AUTOSAR Adaptive uses three distinct manifest types. Each is a JSON (or ARXML) file that is validated and deployed at runtime — not compiled into the binary.

ManifestScopeKey Contents
Application ManifestPer-processProcess startup config, scheduling, Function Group state membership
Service Instance ManifestPer service bindingSOME/IP service ID / instance ID, endpoint IP:port, E2E config
Machine ManifestPer ECUFunction Groups, cgroup resource limits, NM config, trusted platform

Application Manifest Fields

JSONapplication_manifest.json
{
  "manifestFormatVersion": "1.0",
  "shortName": "SensorApp",
  "executable": {
    "path": "bin/SensorApp",
    "startupConfig": {
      "schedulingPolicy": "FIFO",
      "schedulingPriority": 50,
      "timingBudget": 5000,
      "startupTimeout": 3000,
      "shutdownTimeout": 2000
    }
  },
  "functionGroupStateMembership": [
    {
      "functionGroup": "SensorFG",
      "states": ["Active"]
    },
    {
      "functionGroup": "MachineFG",
      "states": ["Driving", "Parking"]
    }
  ],
  "requiredFunctionalClusters": ["ara::com", "ara::log", "ara::exec"]
}

⚠️ startupTimeout

startupTimeout is the window (ms) within which the process must call ReportApplicationState(kRunning). If this window is exceeded, EM sends SIGTERM. A common mistake is setting this too low for processes that perform heavy initialisation (loading a neural-network model, calibrating sensors).

Service Instance Manifest

JSONservice_instance_manifest.json
{
  "serviceInterfaceDeployments": [
    {
      "shortName": "SensorServiceDeployment",
      "serviceInterfaceRef": "/SensorApp/SensorServiceInterface",
      "binding": "SomeIp",
      "someIpServiceInstanceId": {
        "serviceId": "0x1234",
        "instanceId": "0x0001"
      },
      "networkEndpoint": {
        "networkAddress": "192.168.0.10",
        "port": 50001,
        "protocol": "UDP"
      },
      "events": [
        {
          "shortName": "ImuEvent",
          "eventId": "0x8001",
          "e2eProfile": "P04",
          "dataId": 42
        }
      ]
    }
  ]
}

💡 Instance Specifier Mapping

The ara::core::InstanceSpecifier path used in C++ code (e.g., SensorApp/SensorService/Instance0) is resolved against this manifest at runtime. The CM reads the manifest, looks up the SOME/IP service ID + instance ID, and uses that for SD Offer/Find. A mismatch between the shortName path and the C++ InstanceSpecifier is the most common "service not found" bug.

Machine Manifest

JSONmachine_manifest.json
{
  "machineDesign": {
    "shortName": "ADASController",
    "functionGroups": [
      {
        "shortName": "MachineFG",
        "states": ["Off", "Startup", "Driving", "Parking", "Shutdown"]
      },
      {
        "shortName": "SensorFG",
        "states": ["Inactive", "Active"]
      }
    ],
    "resourceGroups": [
      {
        "shortName": "adas_group",
        "cpuShares": 1024,
        "memoryLimit": "2G"
      }
    ],
    "networkManagement": {
      "nmHandleId": 0,
      "udpNmNetworkTimeout": 5000
    }
  }
}

Validation & Deployment

Manifests are validated before packaging using the AUTOSAR Adaptive manifest schema validator (provided by your stack vendor — Vector, EB, APEX.AI).
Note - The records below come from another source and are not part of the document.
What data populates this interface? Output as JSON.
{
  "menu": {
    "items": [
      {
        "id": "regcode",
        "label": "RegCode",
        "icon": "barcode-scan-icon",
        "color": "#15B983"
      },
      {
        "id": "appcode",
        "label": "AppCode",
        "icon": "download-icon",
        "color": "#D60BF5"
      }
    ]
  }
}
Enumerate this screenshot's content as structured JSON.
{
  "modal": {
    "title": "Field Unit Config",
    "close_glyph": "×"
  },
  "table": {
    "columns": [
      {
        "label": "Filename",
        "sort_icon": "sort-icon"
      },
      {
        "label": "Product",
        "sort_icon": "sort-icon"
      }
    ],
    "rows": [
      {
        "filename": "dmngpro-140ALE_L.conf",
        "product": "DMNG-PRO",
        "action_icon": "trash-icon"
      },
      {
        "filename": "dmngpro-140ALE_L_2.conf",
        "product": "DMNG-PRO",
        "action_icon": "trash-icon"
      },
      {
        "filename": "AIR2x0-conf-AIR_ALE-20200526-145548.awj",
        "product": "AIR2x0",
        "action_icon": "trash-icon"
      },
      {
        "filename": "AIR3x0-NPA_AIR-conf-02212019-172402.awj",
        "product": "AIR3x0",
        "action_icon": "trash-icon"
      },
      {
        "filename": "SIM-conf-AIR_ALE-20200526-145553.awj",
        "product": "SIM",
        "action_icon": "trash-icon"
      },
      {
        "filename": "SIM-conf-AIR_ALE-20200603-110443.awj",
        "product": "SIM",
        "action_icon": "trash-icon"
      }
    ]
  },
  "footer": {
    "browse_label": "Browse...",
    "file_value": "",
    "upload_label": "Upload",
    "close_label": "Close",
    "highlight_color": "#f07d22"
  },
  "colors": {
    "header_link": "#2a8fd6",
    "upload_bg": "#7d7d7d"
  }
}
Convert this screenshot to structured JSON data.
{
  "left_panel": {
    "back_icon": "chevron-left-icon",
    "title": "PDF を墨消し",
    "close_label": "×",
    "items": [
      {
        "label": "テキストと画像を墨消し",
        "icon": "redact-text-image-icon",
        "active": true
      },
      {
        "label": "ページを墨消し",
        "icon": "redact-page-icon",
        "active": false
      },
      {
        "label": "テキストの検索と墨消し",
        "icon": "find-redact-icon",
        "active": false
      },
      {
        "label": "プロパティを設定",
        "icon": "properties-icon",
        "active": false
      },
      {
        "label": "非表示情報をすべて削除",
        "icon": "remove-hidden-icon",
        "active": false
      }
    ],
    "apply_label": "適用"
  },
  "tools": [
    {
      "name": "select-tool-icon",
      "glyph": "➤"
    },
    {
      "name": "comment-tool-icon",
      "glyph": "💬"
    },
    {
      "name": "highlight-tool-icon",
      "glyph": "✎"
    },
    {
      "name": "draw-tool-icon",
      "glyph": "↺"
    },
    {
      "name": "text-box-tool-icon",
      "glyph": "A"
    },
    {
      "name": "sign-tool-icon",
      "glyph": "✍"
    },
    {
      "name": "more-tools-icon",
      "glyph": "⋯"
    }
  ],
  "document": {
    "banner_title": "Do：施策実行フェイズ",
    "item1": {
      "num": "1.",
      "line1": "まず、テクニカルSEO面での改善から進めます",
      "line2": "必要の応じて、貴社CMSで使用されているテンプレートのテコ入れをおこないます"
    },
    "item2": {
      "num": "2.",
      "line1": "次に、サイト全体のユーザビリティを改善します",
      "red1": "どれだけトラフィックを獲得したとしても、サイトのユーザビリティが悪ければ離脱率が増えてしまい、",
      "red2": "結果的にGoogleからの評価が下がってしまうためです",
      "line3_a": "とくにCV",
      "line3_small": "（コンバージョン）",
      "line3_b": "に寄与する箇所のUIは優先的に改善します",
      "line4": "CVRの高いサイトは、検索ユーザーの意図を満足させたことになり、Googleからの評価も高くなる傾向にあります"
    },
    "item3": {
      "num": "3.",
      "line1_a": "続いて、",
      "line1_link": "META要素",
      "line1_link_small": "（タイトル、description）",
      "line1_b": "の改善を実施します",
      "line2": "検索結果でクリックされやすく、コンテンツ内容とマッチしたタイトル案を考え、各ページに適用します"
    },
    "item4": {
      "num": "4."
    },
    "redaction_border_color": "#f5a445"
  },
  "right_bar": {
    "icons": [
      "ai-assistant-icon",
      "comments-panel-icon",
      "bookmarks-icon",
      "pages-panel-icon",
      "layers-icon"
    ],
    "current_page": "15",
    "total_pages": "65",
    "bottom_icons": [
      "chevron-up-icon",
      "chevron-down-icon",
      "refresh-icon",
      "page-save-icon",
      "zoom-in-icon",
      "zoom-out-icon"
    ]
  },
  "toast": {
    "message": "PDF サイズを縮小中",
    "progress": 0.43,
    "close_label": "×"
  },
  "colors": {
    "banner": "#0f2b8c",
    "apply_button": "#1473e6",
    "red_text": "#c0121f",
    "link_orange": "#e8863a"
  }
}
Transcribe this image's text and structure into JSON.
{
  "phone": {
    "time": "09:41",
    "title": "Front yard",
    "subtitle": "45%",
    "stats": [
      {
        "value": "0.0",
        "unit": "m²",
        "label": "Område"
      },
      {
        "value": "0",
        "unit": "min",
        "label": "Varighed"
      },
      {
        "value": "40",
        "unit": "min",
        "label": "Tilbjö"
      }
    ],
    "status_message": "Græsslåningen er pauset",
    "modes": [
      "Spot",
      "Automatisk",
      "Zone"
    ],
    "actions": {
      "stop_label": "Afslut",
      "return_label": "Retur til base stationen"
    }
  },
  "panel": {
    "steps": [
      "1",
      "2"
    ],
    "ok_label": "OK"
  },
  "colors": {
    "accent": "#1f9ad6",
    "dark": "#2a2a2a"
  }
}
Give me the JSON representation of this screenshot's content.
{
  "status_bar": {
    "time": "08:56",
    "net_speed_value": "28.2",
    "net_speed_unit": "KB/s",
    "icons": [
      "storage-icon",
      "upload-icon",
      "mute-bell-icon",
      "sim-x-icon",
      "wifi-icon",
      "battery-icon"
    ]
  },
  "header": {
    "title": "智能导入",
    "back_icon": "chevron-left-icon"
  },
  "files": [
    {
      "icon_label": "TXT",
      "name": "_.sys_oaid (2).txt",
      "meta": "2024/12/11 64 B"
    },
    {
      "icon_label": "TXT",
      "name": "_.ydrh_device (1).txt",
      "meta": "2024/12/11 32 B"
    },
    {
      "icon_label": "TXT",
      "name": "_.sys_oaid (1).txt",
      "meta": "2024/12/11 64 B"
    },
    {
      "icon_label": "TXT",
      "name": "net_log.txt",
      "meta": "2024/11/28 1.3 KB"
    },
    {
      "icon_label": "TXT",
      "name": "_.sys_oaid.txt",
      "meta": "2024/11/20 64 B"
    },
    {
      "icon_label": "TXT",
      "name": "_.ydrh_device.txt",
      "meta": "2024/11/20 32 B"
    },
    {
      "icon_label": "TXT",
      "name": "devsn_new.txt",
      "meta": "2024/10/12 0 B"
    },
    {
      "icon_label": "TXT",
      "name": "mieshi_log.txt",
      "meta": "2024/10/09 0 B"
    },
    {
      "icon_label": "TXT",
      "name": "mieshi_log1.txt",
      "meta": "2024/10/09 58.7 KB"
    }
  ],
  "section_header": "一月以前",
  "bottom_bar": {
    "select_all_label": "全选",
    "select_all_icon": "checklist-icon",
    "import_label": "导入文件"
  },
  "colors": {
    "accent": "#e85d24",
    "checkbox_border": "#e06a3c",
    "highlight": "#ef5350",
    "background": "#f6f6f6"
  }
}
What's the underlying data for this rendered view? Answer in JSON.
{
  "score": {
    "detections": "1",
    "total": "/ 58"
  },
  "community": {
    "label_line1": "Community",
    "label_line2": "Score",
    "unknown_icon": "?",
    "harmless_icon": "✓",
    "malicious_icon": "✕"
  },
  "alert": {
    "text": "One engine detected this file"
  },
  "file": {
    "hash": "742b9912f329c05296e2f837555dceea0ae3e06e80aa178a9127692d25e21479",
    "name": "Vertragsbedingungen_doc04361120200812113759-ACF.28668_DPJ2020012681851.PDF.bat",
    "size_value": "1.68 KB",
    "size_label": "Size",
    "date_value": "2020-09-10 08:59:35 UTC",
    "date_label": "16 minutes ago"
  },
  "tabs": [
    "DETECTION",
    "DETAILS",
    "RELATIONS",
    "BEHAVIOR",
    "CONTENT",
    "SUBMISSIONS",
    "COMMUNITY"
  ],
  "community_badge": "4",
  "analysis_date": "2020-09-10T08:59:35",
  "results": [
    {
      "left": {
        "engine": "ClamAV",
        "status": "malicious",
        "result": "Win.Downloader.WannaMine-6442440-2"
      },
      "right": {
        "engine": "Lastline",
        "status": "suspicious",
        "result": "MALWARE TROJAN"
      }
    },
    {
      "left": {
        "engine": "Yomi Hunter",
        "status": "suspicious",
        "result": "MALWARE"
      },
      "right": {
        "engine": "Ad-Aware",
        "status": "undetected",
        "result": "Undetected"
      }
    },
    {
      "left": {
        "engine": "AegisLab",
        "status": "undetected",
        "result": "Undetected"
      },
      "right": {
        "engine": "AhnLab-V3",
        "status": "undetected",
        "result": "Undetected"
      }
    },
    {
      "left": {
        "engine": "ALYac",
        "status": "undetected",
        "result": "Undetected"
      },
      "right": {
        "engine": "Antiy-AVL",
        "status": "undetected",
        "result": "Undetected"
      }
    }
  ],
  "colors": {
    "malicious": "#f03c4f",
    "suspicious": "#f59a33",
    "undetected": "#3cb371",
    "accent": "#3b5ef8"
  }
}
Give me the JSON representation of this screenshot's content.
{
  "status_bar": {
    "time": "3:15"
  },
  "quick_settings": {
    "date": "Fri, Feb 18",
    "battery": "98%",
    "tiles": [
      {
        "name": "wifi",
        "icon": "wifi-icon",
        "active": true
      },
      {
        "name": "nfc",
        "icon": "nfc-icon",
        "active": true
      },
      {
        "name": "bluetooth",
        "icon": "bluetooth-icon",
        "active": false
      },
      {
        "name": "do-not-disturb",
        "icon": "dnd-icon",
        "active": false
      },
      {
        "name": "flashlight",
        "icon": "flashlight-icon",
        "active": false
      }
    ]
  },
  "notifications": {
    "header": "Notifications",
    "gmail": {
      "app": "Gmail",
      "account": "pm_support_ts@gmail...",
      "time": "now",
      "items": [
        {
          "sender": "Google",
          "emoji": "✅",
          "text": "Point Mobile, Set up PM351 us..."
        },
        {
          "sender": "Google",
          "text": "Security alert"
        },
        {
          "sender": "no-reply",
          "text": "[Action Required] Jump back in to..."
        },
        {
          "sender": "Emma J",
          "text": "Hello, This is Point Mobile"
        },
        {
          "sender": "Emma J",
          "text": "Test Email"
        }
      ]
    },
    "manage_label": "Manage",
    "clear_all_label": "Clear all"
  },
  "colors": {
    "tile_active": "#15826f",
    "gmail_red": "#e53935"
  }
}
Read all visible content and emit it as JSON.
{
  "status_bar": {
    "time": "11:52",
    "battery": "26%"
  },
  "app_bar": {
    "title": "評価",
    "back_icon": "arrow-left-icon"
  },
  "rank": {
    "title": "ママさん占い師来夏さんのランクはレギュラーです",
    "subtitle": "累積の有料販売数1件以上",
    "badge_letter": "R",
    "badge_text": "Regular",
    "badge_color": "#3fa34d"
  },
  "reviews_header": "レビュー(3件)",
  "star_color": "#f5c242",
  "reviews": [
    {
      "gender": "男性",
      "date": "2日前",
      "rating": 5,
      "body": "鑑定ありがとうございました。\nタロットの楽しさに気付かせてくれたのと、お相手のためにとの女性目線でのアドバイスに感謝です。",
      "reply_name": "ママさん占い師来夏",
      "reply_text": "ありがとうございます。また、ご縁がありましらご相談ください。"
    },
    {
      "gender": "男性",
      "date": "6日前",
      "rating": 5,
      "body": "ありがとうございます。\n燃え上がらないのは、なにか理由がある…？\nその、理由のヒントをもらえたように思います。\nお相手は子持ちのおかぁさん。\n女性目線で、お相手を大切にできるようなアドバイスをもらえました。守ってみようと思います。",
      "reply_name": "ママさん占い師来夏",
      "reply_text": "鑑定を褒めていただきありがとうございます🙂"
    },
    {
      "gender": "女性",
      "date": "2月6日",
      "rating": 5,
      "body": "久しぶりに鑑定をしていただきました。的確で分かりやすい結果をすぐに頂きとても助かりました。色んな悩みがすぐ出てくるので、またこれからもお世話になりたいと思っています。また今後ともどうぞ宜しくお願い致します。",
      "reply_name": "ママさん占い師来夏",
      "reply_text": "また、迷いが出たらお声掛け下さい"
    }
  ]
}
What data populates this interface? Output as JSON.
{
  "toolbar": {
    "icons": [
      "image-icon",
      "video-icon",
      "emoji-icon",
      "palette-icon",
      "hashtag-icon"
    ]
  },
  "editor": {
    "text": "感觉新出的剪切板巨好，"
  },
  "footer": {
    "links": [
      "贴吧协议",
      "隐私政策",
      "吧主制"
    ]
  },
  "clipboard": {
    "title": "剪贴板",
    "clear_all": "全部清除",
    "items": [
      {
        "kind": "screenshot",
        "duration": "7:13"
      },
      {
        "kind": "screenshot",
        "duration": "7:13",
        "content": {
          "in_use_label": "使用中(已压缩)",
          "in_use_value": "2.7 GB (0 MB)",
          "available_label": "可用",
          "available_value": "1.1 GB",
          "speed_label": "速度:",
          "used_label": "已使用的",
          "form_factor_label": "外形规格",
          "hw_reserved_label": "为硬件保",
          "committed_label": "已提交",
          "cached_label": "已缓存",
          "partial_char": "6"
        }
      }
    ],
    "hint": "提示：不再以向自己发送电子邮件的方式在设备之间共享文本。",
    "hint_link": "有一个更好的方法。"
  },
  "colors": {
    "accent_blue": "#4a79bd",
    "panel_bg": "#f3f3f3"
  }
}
Common validation errors:

  • serviceInterfaceRef path does not match any defined ServiceInterface in the ARXML
  • someIpServiceInstanceId collides with another service already registered on the machine
  • functionGroupStateMembership references a Function Group not declared in the Machine Manifest

🔍 Debug Tip

Run ara-manifest-validator --manifest application_manifest.json --schema /opt/autosar/schemas/ApplicationManifest.schema.json before packaging. Catching schema violations locally saves hours of runtime debugging.

Summary

The three-manifest architecture separates concerns cleanly: the Application Manifest governs process lifecycle, the Service Instance Manifest governs communication binding, and the Machine Manifest governs platform topology. Mastering these files is the prerequisite for all Adaptive deployment work.

🔬 Deep Dive — Core Concepts Expanded

This section builds on the foundational concepts covered above with additional technical depth, edge cases, and configuration nuances that separate competent engineers from experts. When working on production ECU projects, the details covered here are the ones most commonly responsible for integration delays and late-phase defects.

Key principles to reinforce:

  • Configuration over coding: In AUTOSAR and automotive middleware environments, correctness is largely determined by ARXML configuration, not application code. A correctly implemented algorithm can produce wrong results due to a single misconfigured parameter.
  • Traceability as a first-class concern: Every configuration decision should be traceable to a requirement, safety goal, or architecture decision. Undocumented configuration choices are a common source of regression defects when ECUs are updated.
  • Cross-module dependencies: In tightly integrated automotive software stacks, changing one module's configuration often requires corresponding updates in dependent modules. Always perform a dependency impact analysis before submitting configuration changes.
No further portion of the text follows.